On recent visits to Broadleaf Books in Abergavenny I could not help but notice their plentiful stock of used Virago “Modern Classics” paperbacks all arranged together in their distinctive dark green livery. Last time I was there I decided to buy some of them, picking out a couple of the slenderer volumes: The Shutter of Snow by Emily Holmes Coleman and Grace Paley’s The Little Disturbances of Man. They have joined eight other books already on my shelves bearing the Virago/VMC imprint.

There have been others that have come and gone in the past. The first one I bought, ca. 1990, was Jane Bowles' Two Serious Ladies. I was curious to try it having been much impressed by Paul Bowles' The Sheltering Sky. It may have been quite a while before my second Virago, as, for too many years, male authors heavily outnumbered female ones in the fiction section of my library.

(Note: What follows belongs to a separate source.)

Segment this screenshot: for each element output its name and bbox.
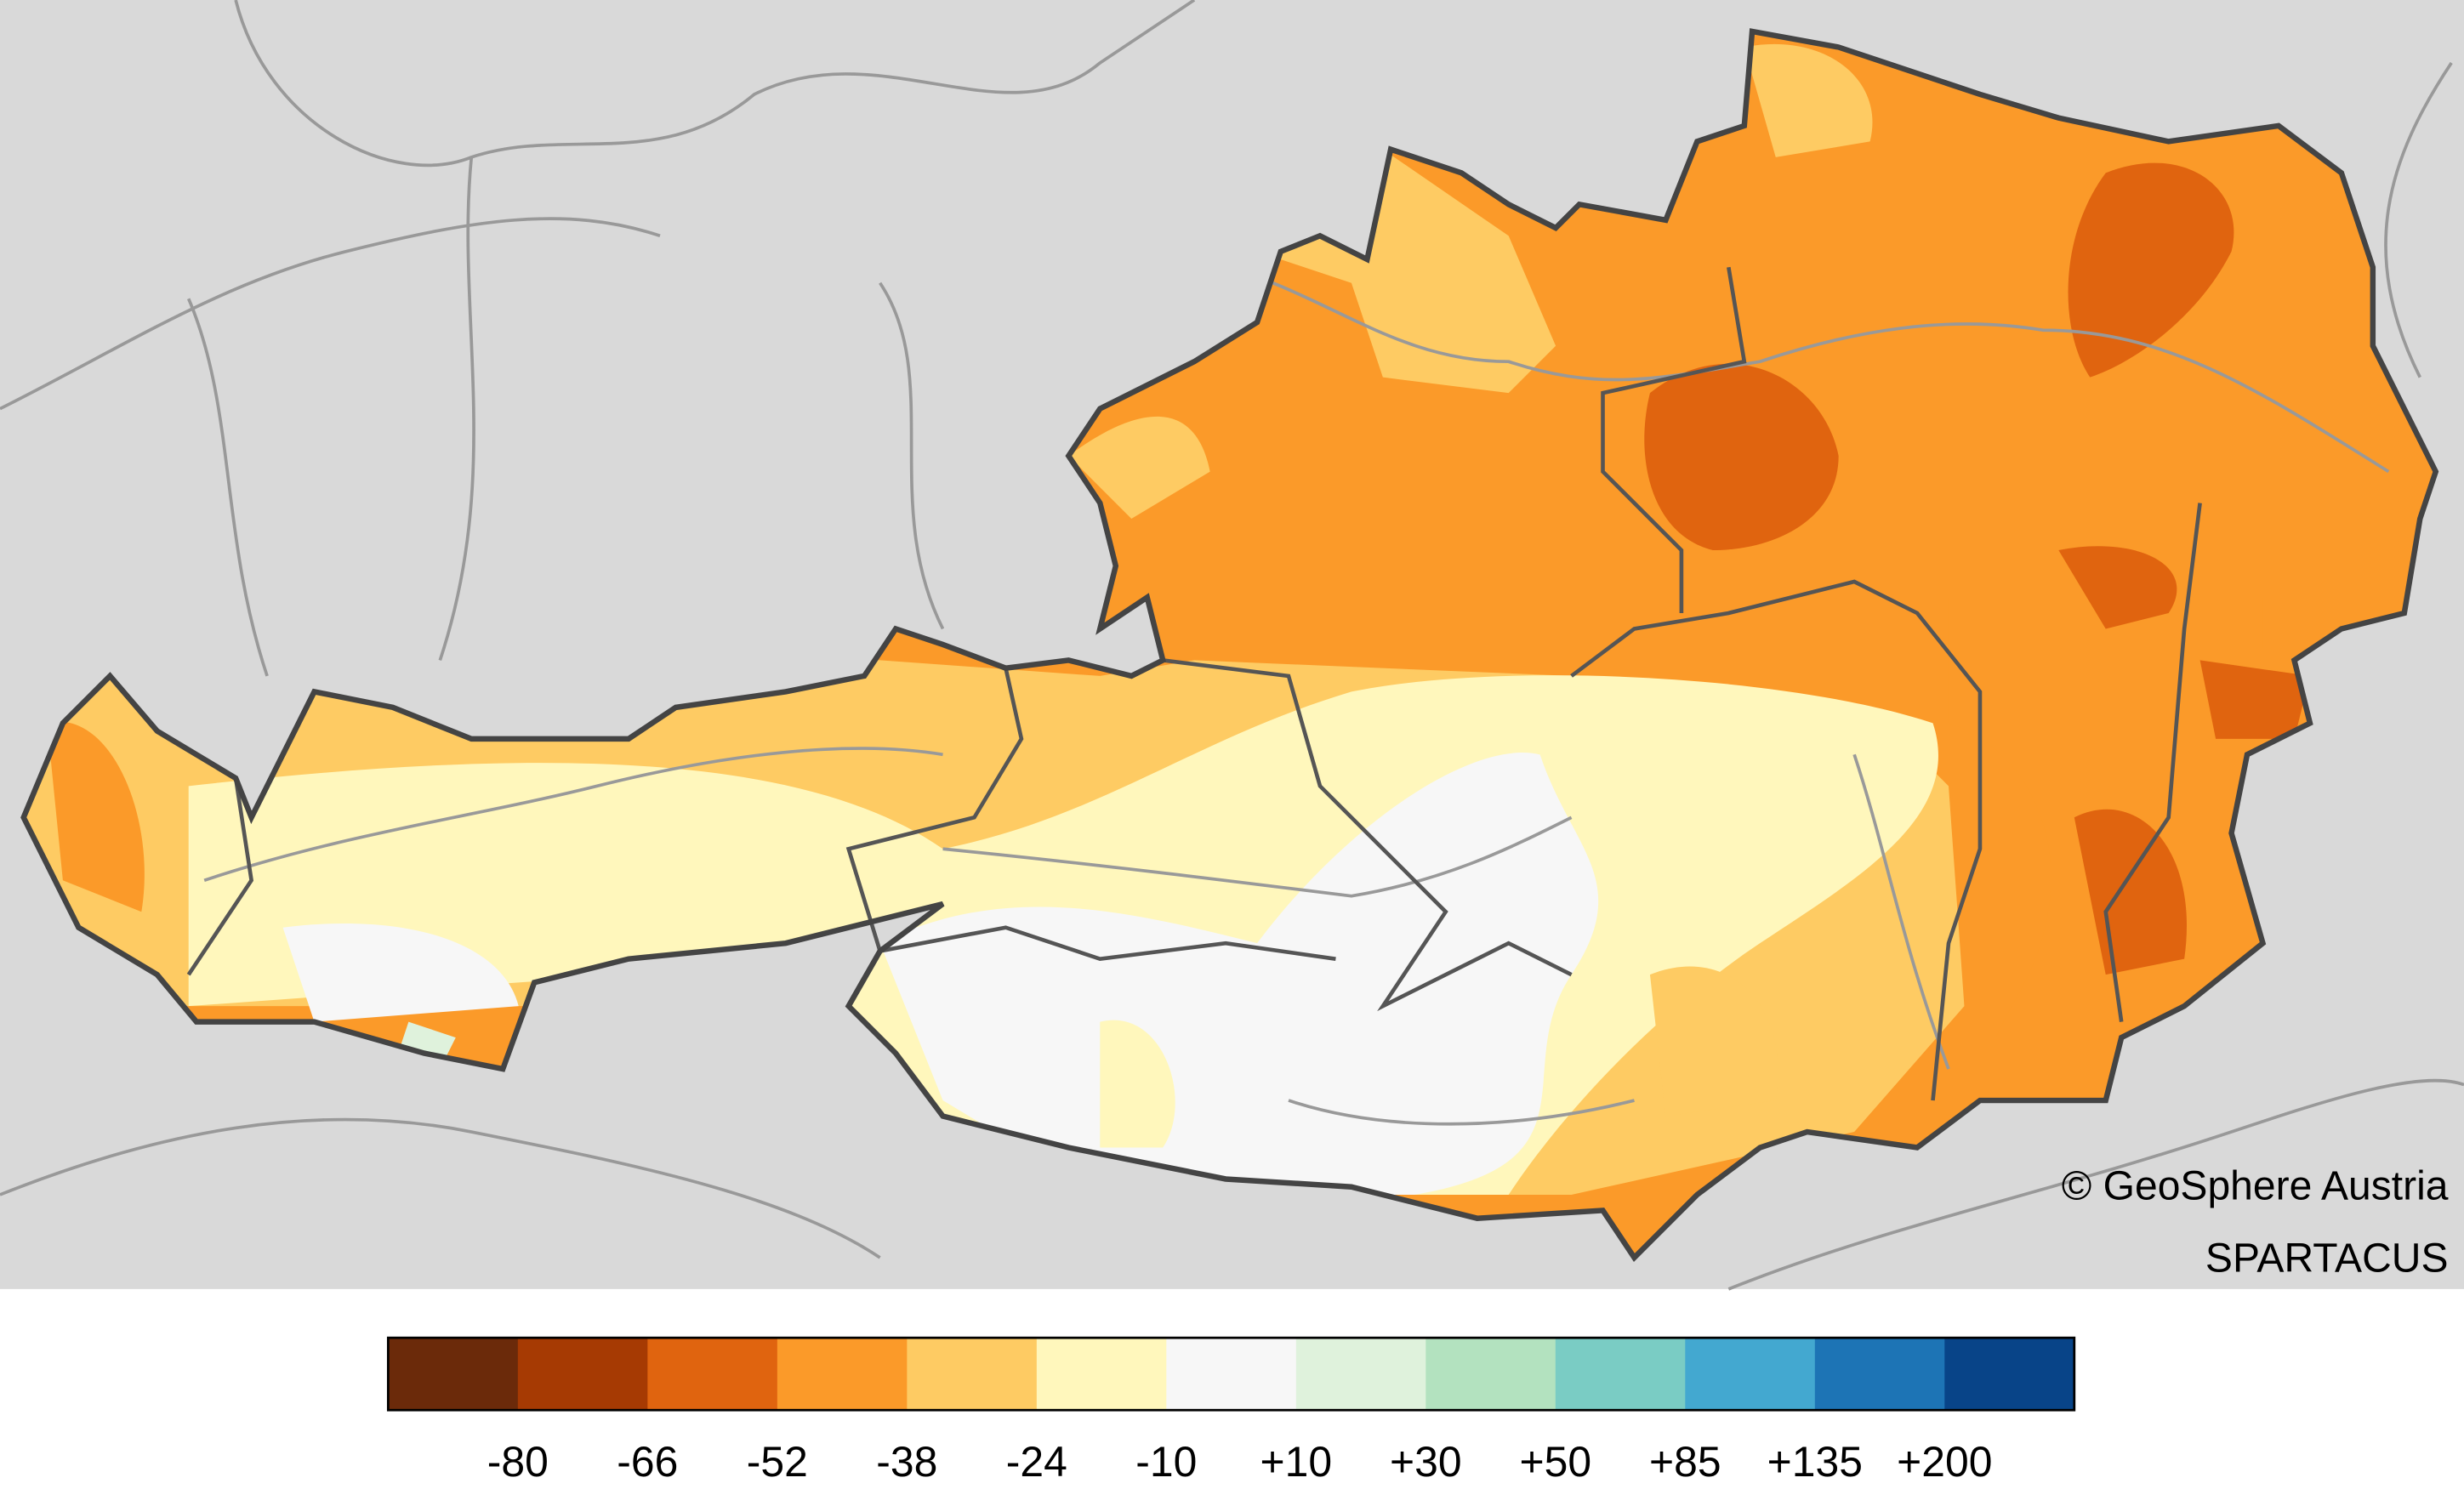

This was oddly specific sexism on my part as there was always a more equal gender balance in the non-fiction and poetry I read. More recently I had copies of Sylvia Townsend Warner’s Summer Will Show and The Corner that Held Them. And, in addition to the four books of hers shown above, I owned Barbara Comyns' novels Who Was Changed and Who Was Dead and The Skin Chairs. If shelf-space weren’t at such a premium, I would have held on to them all.

The copy of Comyns' debut novel Sisters by a River in the picture has ‘Virago Modern Classics’ on the cover but a Penguin logo on its spine. The same author’s Our Spoons Came from Woolworths and The Vet’s Daughter are both from printings post-dating the dark-green colour-scheme. At the bottom of the stack is an ’80s VMC hardback original in the shape of Jennifer Dawson’s The Upstairs People, which I sought out after her first book The Ha-Ha had hit the spot for me. The other two hardbacks are both short-story collections by Daphne du Maurier (The Birds and Don’t Look Now) and are from the decorative VMC ‘Designer Collection’ launched in 2008.